OHL, als Akronym für Oberste Heeresleitung, ist eine deutsche Punk-Band, die zu den Pionieren des Deutschpunk zählt. Die Band gilt aufgrund ihrer politischen Texte und der durchwegs militärischen Ikonografie ihrer Plattencover zwar als umstritten, distanziert sich aber mit ihren Liedern deutlich von rechtslastigem Gedankengut sowie rechtslastigen Handlungen und Aktionen.
OHL wurde im Januar 1980 von dem unter dem Künstlernamen „Deutscher W“ (W steht für „Widerstand“) agierenden Sänger Dirk Windgassen in Leverkusen gegründet. Vier Jahre nach Beginn der Punk-Welle in Großbritannien gehörte OHL damit zu den ersten bundesdeutschen Punk-Bands. Die Gründungsmitglieder orientierten sich überwiegend an englischen Vorbildern und adaptierten anfangs englische Punk-Titel. Aus Troops of Tomorrow von The Vibrators wurde so z. B. der Titel Die Unreparierten.
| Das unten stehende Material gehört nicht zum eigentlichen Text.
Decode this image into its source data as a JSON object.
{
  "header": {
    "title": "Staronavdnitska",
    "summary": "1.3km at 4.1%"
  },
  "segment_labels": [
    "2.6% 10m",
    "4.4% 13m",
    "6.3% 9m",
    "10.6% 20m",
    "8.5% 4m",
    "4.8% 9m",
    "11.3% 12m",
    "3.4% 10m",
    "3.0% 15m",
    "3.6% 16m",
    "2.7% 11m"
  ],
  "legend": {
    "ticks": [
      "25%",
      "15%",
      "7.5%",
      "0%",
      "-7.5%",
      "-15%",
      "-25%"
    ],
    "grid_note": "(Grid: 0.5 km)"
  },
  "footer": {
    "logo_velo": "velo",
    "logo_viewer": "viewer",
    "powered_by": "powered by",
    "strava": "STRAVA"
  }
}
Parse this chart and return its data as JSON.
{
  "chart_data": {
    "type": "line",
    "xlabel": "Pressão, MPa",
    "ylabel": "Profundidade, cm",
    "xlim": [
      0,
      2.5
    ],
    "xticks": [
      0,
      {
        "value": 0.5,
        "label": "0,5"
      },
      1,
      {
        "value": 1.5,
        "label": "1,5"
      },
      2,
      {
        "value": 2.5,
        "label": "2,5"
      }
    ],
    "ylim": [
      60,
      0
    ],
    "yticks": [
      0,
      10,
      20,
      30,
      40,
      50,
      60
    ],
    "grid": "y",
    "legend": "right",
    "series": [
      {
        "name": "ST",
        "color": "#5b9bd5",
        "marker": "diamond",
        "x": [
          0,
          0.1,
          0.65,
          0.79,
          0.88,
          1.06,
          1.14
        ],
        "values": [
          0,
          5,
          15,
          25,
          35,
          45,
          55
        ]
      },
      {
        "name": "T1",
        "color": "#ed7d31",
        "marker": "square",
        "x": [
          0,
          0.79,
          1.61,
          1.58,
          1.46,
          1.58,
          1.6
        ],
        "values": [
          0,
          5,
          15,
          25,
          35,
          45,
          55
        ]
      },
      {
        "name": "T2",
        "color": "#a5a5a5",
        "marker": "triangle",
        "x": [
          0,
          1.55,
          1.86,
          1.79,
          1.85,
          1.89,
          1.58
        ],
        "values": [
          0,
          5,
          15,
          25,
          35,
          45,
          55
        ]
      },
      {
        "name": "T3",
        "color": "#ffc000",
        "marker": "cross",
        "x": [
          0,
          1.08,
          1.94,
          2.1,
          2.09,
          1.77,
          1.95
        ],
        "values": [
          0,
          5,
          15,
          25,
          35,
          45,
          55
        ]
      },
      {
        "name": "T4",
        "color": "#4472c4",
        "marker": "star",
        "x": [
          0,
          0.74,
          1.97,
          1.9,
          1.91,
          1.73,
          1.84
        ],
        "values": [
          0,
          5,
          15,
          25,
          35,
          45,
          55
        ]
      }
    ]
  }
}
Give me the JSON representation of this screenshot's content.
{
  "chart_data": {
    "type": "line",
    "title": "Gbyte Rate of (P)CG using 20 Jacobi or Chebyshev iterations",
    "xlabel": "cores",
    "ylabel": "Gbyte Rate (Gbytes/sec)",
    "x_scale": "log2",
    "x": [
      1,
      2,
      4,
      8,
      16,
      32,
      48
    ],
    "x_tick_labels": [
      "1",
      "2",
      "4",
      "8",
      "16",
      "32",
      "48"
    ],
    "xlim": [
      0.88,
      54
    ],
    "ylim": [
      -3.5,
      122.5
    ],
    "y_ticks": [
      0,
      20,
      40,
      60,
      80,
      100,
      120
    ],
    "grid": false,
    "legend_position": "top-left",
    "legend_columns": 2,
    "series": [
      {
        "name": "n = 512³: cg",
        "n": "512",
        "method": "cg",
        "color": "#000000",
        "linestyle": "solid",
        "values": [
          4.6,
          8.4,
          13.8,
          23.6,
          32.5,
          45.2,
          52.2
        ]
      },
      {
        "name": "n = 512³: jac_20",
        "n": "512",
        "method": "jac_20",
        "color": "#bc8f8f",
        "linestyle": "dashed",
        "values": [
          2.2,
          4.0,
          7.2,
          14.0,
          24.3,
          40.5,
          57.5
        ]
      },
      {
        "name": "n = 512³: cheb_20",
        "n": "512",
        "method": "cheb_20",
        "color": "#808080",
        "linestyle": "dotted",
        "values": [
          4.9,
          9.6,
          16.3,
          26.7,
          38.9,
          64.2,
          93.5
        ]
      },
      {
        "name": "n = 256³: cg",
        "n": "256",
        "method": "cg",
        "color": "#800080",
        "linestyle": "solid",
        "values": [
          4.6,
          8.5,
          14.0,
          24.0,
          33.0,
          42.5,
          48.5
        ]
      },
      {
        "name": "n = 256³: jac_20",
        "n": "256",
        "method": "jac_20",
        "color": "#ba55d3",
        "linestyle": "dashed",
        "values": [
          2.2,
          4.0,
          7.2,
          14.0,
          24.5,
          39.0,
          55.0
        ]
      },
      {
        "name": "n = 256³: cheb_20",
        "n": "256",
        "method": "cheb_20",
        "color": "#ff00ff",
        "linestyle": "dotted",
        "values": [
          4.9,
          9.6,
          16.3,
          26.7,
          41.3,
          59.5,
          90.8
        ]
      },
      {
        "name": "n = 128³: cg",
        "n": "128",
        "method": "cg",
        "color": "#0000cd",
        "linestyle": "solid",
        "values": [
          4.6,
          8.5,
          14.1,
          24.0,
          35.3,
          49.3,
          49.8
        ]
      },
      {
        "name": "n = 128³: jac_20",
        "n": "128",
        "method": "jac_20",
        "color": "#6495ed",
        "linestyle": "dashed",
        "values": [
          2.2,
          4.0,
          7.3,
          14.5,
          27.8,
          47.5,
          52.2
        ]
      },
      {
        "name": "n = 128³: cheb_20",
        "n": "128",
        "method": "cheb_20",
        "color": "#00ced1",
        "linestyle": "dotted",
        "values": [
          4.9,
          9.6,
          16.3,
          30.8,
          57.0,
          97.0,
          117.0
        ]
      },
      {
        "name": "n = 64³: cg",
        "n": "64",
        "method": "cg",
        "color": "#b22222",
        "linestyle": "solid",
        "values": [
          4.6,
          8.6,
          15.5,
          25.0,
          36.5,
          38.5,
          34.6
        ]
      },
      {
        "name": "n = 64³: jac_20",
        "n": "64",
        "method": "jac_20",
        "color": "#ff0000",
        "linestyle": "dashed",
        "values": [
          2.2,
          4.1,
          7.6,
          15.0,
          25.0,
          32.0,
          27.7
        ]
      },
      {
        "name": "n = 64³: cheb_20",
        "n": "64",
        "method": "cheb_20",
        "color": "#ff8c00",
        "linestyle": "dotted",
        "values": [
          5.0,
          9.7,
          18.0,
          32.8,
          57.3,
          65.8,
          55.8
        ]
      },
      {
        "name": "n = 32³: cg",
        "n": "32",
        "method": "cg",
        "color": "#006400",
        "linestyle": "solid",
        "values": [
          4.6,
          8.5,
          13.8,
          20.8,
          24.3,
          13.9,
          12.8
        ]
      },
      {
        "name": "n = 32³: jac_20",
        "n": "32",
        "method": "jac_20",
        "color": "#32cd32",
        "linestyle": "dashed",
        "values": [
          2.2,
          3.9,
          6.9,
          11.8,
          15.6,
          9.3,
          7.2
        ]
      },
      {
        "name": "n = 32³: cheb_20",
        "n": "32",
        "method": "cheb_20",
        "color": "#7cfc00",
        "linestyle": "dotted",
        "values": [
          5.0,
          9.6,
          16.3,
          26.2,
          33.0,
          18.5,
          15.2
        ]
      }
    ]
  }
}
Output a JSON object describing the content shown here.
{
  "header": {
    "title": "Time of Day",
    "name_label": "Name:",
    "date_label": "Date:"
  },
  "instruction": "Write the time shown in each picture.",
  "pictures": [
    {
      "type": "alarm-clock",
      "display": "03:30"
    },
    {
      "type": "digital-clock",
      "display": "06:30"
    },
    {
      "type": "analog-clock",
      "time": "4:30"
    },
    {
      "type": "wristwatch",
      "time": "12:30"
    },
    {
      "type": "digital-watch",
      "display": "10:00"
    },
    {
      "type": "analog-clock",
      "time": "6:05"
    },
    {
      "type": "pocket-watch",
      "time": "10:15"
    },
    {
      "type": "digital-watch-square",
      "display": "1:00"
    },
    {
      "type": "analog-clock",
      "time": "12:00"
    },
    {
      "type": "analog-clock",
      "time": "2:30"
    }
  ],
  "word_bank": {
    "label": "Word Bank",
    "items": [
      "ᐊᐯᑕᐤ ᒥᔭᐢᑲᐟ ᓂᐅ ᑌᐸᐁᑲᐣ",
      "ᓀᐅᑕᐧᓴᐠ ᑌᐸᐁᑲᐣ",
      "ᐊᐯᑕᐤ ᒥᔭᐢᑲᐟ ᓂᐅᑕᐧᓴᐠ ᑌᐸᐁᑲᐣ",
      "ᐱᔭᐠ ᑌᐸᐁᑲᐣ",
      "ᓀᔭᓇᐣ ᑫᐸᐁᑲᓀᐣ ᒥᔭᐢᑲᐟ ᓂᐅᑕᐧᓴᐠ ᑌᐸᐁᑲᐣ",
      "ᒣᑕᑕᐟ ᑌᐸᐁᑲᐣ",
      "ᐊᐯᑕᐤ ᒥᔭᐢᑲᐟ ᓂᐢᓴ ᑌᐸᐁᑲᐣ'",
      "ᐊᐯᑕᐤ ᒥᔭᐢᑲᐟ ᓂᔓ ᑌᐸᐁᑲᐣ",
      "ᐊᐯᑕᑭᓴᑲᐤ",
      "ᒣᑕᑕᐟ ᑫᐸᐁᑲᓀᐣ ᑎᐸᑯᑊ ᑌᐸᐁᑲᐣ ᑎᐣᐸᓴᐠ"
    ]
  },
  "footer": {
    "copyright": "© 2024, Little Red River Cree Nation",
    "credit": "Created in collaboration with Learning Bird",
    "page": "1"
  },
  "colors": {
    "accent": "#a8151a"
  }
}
Nach einer selbstvertriebenen Kassette wurde noch im Gründungsjahr Herbert Egoldt auf die Band aufmerksam und produzierte 1981 zwei EPs und die erste LP Heimatfront auf seinem Label Rock-O-Rama. Binnen fünf Jahren veröffentlichte die Band fünf Alben bei Rock-O-Rama. 1987 trennte sich Deutscher W von Egoldt und löste die Band auf, um sich seinem Studium in Trier zu widmen.
Im selben Jahr wurde die LP Heimatfront indiziert. Die Stadt Dortmund hatte die Indizierung wegen der besonderen Jugendgefährdung der Lieder Kraft durch Freude, Deutschland, Kernkraftritter und Wir sind die Unreparierten beantragt; die BpjS widersprach dieser Einschätzung mit dem Argument, diese Stücke seien nicht indizierungswürdig, obwohl sie ebenfalls „jugendgefährdende Tendenzen“ aufweisen. Dennoch wurde die Schallplatte indiziert wegen des Botschaftsliedes („Stürmt die amerikanische Botschaft, ich halte nichts von amerikanischer Freundschaft, ich hab' nichts gegen das Volk, aber gegen den Staat“), welches die Stadt Dortmund in ihrem Antrag überhaupt nicht erwähnt hatte.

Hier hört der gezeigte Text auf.